WM:  Getting down on one-knee in front of thirty friends at a St. Valentine’s day party in 2012 and asking Stacy to marry me.

DD: What stands out as the most memorable moment in your career as a healthcare practitioner?

WM: As an intern in internal medicine at Stanford Medical Center I had a patient with severe unstable heart disease in the Coronary Care Unit. He was a small business owner from Alabama, who had traveled to California because he had heard of Stanford’s reputation in cardiac surgery and heart transplantation.

I am an African American and he was Caucasian. He did not expect me as his intern, and I did not expect to have him as my patient.
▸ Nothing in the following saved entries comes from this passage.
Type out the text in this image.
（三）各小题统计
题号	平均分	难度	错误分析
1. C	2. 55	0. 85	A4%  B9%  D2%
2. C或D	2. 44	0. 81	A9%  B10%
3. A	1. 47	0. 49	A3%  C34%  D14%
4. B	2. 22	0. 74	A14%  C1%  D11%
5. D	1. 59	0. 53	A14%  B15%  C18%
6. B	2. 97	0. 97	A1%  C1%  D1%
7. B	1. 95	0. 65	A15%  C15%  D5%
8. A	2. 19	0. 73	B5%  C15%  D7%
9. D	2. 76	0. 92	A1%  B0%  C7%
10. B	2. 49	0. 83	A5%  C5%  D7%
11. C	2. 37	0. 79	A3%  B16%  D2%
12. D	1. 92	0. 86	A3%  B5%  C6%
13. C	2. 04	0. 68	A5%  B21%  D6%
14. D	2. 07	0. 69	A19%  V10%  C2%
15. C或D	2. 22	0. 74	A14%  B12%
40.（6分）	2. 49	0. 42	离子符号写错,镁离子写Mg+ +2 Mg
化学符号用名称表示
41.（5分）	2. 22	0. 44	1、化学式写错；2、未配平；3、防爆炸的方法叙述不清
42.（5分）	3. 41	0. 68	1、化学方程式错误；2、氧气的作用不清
We confronted and immediately moved beyond our stereotypes and assumptions about each other.  He wanted to live, and I wanted to help him. We did everything we knew to do, but his disease was too severe for the tools we had available in those days. On his last day, his last words, as I was at his bedside were “Doc, is there anything else we can do?”, and then he had a cardiac arrest and died.

Today we have numerous tools and medicines to treat his disease, many of them developed by members of the teams of physician-scientists in that very CCU.
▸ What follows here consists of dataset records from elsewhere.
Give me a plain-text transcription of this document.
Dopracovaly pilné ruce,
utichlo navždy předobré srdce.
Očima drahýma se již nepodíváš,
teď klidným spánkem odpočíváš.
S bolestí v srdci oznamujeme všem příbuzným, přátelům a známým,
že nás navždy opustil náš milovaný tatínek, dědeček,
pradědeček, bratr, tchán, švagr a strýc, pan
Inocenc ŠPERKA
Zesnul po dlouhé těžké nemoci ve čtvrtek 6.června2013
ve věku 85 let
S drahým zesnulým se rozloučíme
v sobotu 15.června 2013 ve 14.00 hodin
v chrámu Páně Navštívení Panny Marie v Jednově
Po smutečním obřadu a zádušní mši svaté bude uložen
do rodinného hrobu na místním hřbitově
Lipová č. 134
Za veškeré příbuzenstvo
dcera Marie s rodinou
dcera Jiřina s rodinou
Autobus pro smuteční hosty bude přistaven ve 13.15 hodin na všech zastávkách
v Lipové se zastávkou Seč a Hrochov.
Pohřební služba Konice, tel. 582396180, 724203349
I know that my purpose is to answer his question  in the larger context.  There is much that we can do.  We can improve education, healthcare, and the economy so that everyone, irrespective of race or geography, is able to benefit from the incredible progress we continue to make to preserve and protect human life.

DD: As a third generation Hoosier is there something special that has changed the fabric of our community that you were an active part of?

WM: Yes. I am very proud of the work done by the Indiana State Board of Health when I was Commissioner in changing attitudes regarding HIV/AIDS. Our team led the efforts to educate our state thorough the struggles of Ryan White and his family. All Ryan wanted to do was to go to school like his friends- but it was fear and ignorance that created a public firestorm that rippled through our state.  When Ryan started a new school and was welcomed with open arms in the late summer of 1987- Indiana’s reputation changed- for the better, as did attitudes across our state and our nation.

DD: What is the best advice you ever received from someone and who was it?

WM: “Woody, there are two types of people in the world, there are hustlers and there are suckers. So, if you are not a hustler, then by definition you are a sucker” -Wesley Curry MD (at the time he was a college sophomore and I was a freshman)

The essence of the advice: Either I worked hard to make good things happen, or not-so-good things would happen to me.

I took the advice.

DD: If you had the time to sit down and enjoy a cocktail and discuss your vision for the future with someone, who would that special person be? 

WM: My grandson and granddaughter.  (If a “cocktail” is involved, it would be on their 21st birthdays….)

Thank you, Dr. Woody Myers for sharing part of your life’s journey with all the readers. You are a baby boomer of distinction, and one who can lead us to a kinder, gentler world as we attempt to eradicate bigotry, racism, and social injustice. Best of luck in November!